В связи с этим дозволительно усомниться в случайном характере взрыва, приведшего к эскалации событий. Непричастность к нему российских спецслужб вполне очевидна — последующий совершенно неподготовленный и непродуманный характер штурма доказывает, что подобный исход был полной неожиданностью. А вот действия захватчиков впечатления спонтанности не производят — они уничтожили сколько смогли заложников, пошли на прорыв, постарались скрыться. Можно предположить, что провокация развязки носила преднамеренный характер — достаточно ведь было бы одного человека, напрямую связанного с заказчиками теракта, чтобы осуществить провокацию, в результате которой погибли бы и террористы, и заложники. Но не будем гадать, и достоверной информации вполне достаточно, чтобы сделать вывод: происшедшее не было актом «терроризма» в установившемся в последние десятилетия значении этого слова, это не было, в частности, актом «чеченского терроризма» в привычном уже смысле. Резня в Беслане была диверсионной операцией, единственной целью которой (по крайней мере с точки зрения заказчиков) было уничтожение максимального количества российских граждан. Это было убийство ради самого убийства. Если заложники и были заложниками выполнения каких-то требований, то они передавались не через исполнителей теракта, а каким-то более прямым и не предполагающим осведомление широкой общественности путем.

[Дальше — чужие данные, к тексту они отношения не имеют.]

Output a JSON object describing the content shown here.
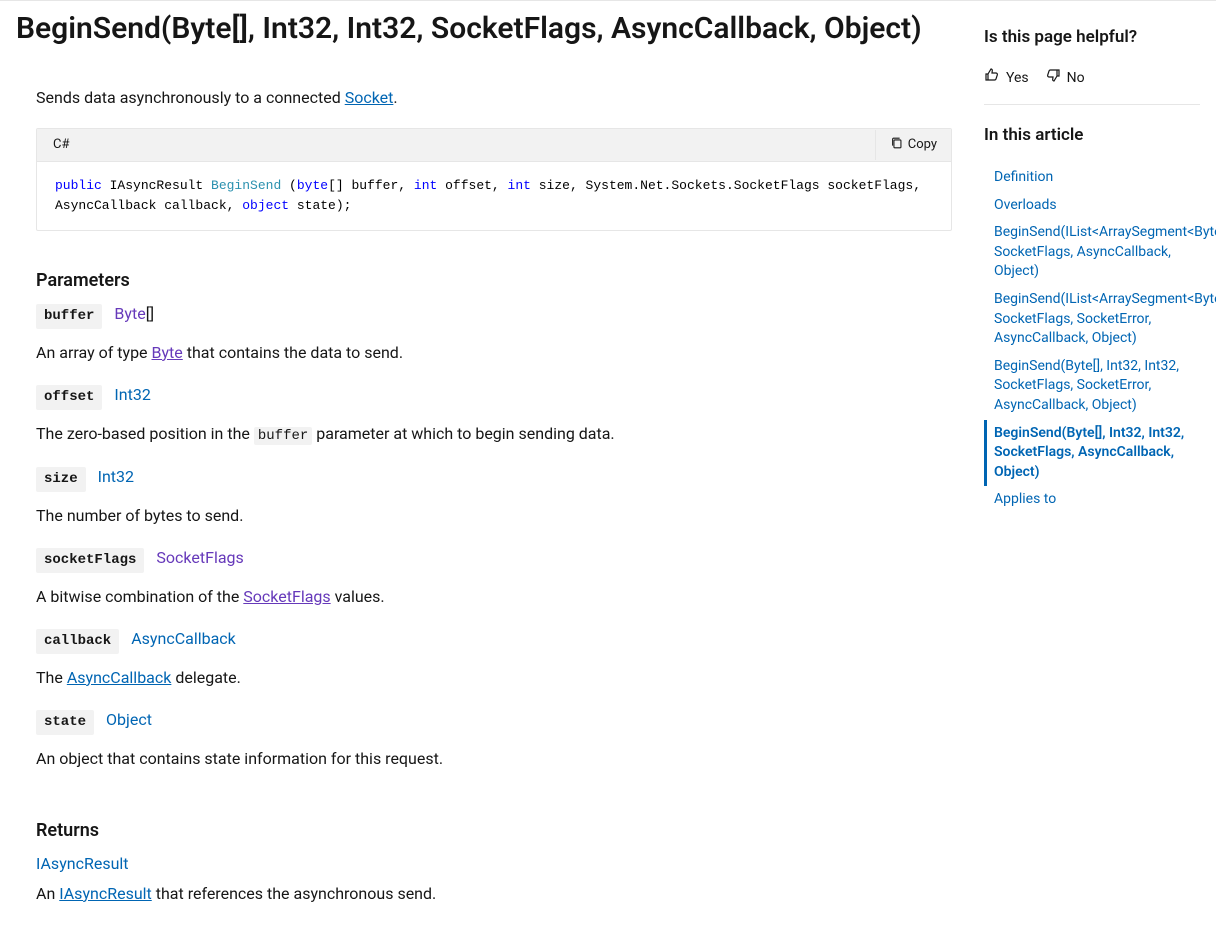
{
  "title": "BeginSend(Byte[], Int32, Int32, SocketFlags, AsyncCallback, Object)",
  "intro_prefix": "Sends data asynchronously to a connected ",
  "intro_link": "Socket",
  "intro_suffix": ".",
  "code": {
    "lang": "C#",
    "copy_label": "Copy",
    "tokens": [
      {
        "t": "public ",
        "c": "k-blue"
      },
      {
        "t": "IAsyncResult ",
        "c": "k-dark"
      },
      {
        "t": "BeginSend ",
        "c": "k-teal"
      },
      {
        "t": "(",
        "c": "k-dark"
      },
      {
        "t": "byte",
        "c": "k-blue"
      },
      {
        "t": "[] buffer, ",
        "c": "k-dark"
      },
      {
        "t": "int",
        "c": "k-blue"
      },
      {
        "t": " offset, ",
        "c": "k-dark"
      },
      {
        "t": "int",
        "c": "k-blue"
      },
      {
        "t": " size, System.Net.Sockets.SocketFlags socketFlags, AsyncCallback callback, ",
        "c": "k-dark"
      },
      {
        "t": "object",
        "c": "k-blue"
      },
      {
        "t": " state);",
        "c": "k-dark"
      }
    ]
  },
  "parameters_heading": "Parameters",
  "parameters": [
    {
      "name": "buffer",
      "type_parts": [
        {
          "text": "Byte",
          "link": true,
          "visited": true
        },
        {
          "text": "[]",
          "link": false
        }
      ],
      "desc_parts": [
        {
          "text": "An array of type "
        },
        {
          "text": "Byte",
          "link": true,
          "underline": true,
          "visited": true
        },
        {
          "text": " that contains the data to send."
        }
      ]
    },
    {
      "name": "offset",
      "type_parts": [
        {
          "text": "Int32",
          "link": true
        }
      ],
      "desc_parts": [
        {
          "text": "The zero-based position in the "
        },
        {
          "text": "buffer",
          "code": true
        },
        {
          "text": " parameter at which to begin sending data."
        }
      ]
    },
    {
      "name": "size",
      "type_parts": [
        {
          "text": "Int32",
          "link": true
        }
      ],
      "desc_parts": [
        {
          "text": "The number of bytes to send."
        }
      ]
    },
    {
      "name": "socketFlags",
      "type_parts": [
        {
          "text": "SocketFlags",
          "link": true,
          "visited": true
        }
      ],
      "desc_parts": [
        {
          "text": "A bitwise combination of the "
        },
        {
          "text": "SocketFlags",
          "link": true,
          "underline": true,
          "visited": true
        },
        {
          "text": " values."
        }
      ]
    },
    {
      "name": "callback",
      "type_parts": [
        {
          "text": "AsyncCallback",
          "link": true
        }
      ],
      "desc_parts": [
        {
          "text": "The "
        },
        {
          "text": "AsyncCallback",
          "link": true,
          "underline": true
        },
        {
          "text": " delegate."
        }
      ]
    },
    {
      "name": "state",
      "type_parts": [
        {
          "text": "Object",
          "link": true
        }
      ],
      "desc_parts": [
        {
          "text": "An object that contains state information for this request."
        }
      ]
    }
  ],
  "returns_heading": "Returns",
  "returns_type": "IAsyncResult",
  "returns_desc_parts": [
    {
      "text": "An "
    },
    {
      "text": "IAsyncResult",
      "link": true,
      "underline": true
    },
    {
      "text": " that references the asynchronous send."
    }
  ],
  "aside": {
    "helpful_heading": "Is this page helpful?",
    "yes": "Yes",
    "no": "No",
    "toc_heading": "In this article",
    "toc": [
      {
        "label": "Definition"
      },
      {
        "label": "Overloads"
      },
      {
        "label": "BeginSend(IList<ArraySegment<Byte>>, SocketFlags, AsyncCallback, Object)"
      },
      {
        "label": "BeginSend(IList<ArraySegment<Byte>>, SocketFlags, SocketError, AsyncCallback, Object)"
      },
      {
        "label": "BeginSend(Byte[], Int32, Int32, SocketFlags, SocketError, AsyncCallback, Object)"
      },
      {
        "label": "BeginSend(Byte[], Int32, Int32, SocketFlags, AsyncCallback, Object)",
        "active": true
      },
      {
        "label": "Applies to"
      }
    ]
  }
}
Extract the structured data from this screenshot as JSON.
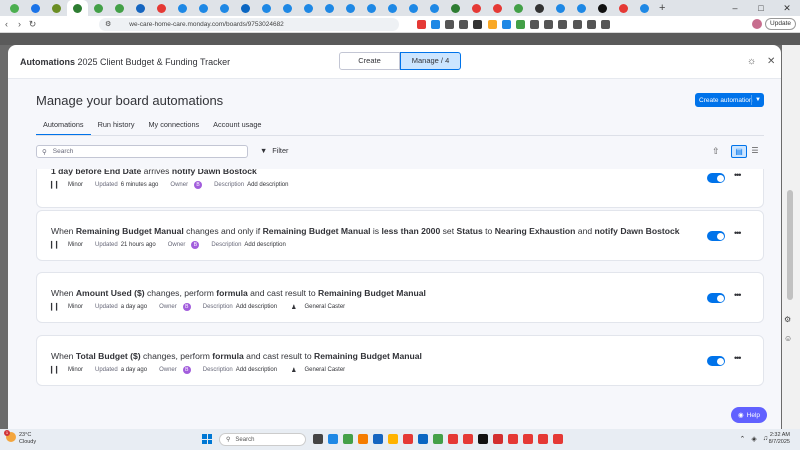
{
  "browser": {
    "url": "we-care-home-care.monday.com/boards/9753024682",
    "update_label": "Update",
    "tab_colors": [
      "#4caf50",
      "#1a73e8",
      "#6b8e23",
      "#2e7d32",
      "#43a047",
      "#43a047",
      "#1565c0",
      "#e53935",
      "#1e88e5",
      "#1e88e5",
      "#1e88e5",
      "#0a66c2",
      "#1e88e5",
      "#1e88e5",
      "#1e88e5",
      "#1e88e5",
      "#1e88e5",
      "#1e88e5",
      "#1e88e5",
      "#1e88e5",
      "#1e88e5",
      "#2e7d32",
      "#e53935",
      "#e53935",
      "#43a047",
      "#333333",
      "#1e88e5",
      "#1e88e5",
      "#111111",
      "#e53935",
      "#1e88e5"
    ],
    "ext_colors": [
      "#e53935",
      "#1e88e5",
      "#555555",
      "#555555",
      "#333333",
      "#f9a825",
      "#1e88e5",
      "#43a047",
      "#555555",
      "#555555",
      "#555555",
      "#555555",
      "#555555",
      "#555555"
    ]
  },
  "modal": {
    "title_bold": "Automations",
    "title_rest": "2025 Client Budget & Funding Tracker",
    "seg_create": "Create",
    "seg_manage": "Manage / 4",
    "page_title": "Manage your board automations",
    "create_button": "Create automation",
    "tabs": [
      "Automations",
      "Run history",
      "My connections",
      "Account usage"
    ],
    "search_placeholder": "Search",
    "filter_label": "Filter"
  },
  "automations": [
    {
      "segments": [
        {
          "t": "1 day before ",
          "b": true
        },
        {
          "t": "End Date",
          "b": true
        },
        {
          "t": " arrives ",
          "b": false
        },
        {
          "t": "notify Dawn Bostock",
          "b": true
        }
      ],
      "impact_label": "Minor",
      "updated_label": "Updated",
      "updated_value": "6 minutes ago",
      "owner_label": "Owner",
      "owner_initial": "B",
      "description_label": "Description",
      "description_action": "Add description",
      "connection": ""
    },
    {
      "segments": [
        {
          "t": "When ",
          "b": false
        },
        {
          "t": "Remaining Budget Manual",
          "b": true
        },
        {
          "t": " changes and only if ",
          "b": false
        },
        {
          "t": "Remaining Budget Manual",
          "b": true
        },
        {
          "t": " is ",
          "b": false
        },
        {
          "t": "less than 2000",
          "b": true
        },
        {
          "t": " set ",
          "b": false
        },
        {
          "t": "Status",
          "b": true
        },
        {
          "t": " to ",
          "b": false
        },
        {
          "t": "Nearing Exhaustion",
          "b": true
        },
        {
          "t": " and ",
          "b": false
        },
        {
          "t": "notify Dawn Bostock",
          "b": true
        }
      ],
      "impact_label": "Minor",
      "updated_label": "Updated",
      "updated_value": "21 hours ago",
      "owner_label": "Owner",
      "owner_initial": "B",
      "description_label": "Description",
      "description_action": "Add description",
      "connection": ""
    },
    {
      "segments": [
        {
          "t": "When ",
          "b": false
        },
        {
          "t": "Amount Used ($)",
          "b": true
        },
        {
          "t": " changes, perform ",
          "b": false
        },
        {
          "t": "formula",
          "b": true
        },
        {
          "t": " and cast result to ",
          "b": false
        },
        {
          "t": "Remaining Budget Manual",
          "b": true
        }
      ],
      "impact_label": "Minor",
      "updated_label": "Updated",
      "updated_value": "a day ago",
      "owner_label": "Owner",
      "owner_initial": "B",
      "description_label": "Description",
      "description_action": "Add description",
      "connection": "General Caster"
    },
    {
      "segments": [
        {
          "t": "When ",
          "b": false
        },
        {
          "t": "Total Budget ($)",
          "b": true
        },
        {
          "t": " changes, perform ",
          "b": false
        },
        {
          "t": "formula",
          "b": true
        },
        {
          "t": " and cast result to ",
          "b": false
        },
        {
          "t": "Remaining Budget Manual",
          "b": true
        }
      ],
      "impact_label": "Minor",
      "updated_label": "Updated",
      "updated_value": "a day ago",
      "owner_label": "Owner",
      "owner_initial": "B",
      "description_label": "Description",
      "description_action": "Add description",
      "connection": "General Caster"
    }
  ],
  "help_label": "Help",
  "taskbar": {
    "weather_temp": "23°C",
    "weather_desc": "Cloudy",
    "weather_badge": "1",
    "search_placeholder": "Search",
    "time": "2:32 AM",
    "date": "8/7/2025",
    "app_colors": [
      "#444444",
      "#1e88e5",
      "#43a047",
      "#f57c00",
      "#1565c0",
      "#ffb300",
      "#e53935",
      "#0a66c2",
      "#43a047",
      "#e53935",
      "#e53935",
      "#111111",
      "#d32f2f",
      "#e53935",
      "#e53935",
      "#e53935",
      "#e53935"
    ]
  }
}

Диверсионная деятельность не нуждается в усилении через «медиасреду», она не предполагает непременной публичности и демонстративности действий. Для диверсии достаточно ее прямого эффекта — падение самолетов, сход с рельсов поездов, взрывы в непредсказуемых местах, горы трупов в школьных спортзалах сами по себе дезорганизуют противника и наносят ему ущерб. Упавший самолет наносит ущерб противнику даже если о нем ни слова не было сказано в новостях. И убийство детей все равно дезорганизует общество, даже если мировое сообщество дружно выступило с осуждением убийств. Террор осуществляется против относительно стабильного и более-менее мирного общества. Диверсионная война ведется против воюющей стороны. На ней ценятся не символический урон, а реальный ущерб, и не «медиаэффект», а прямое запугивание.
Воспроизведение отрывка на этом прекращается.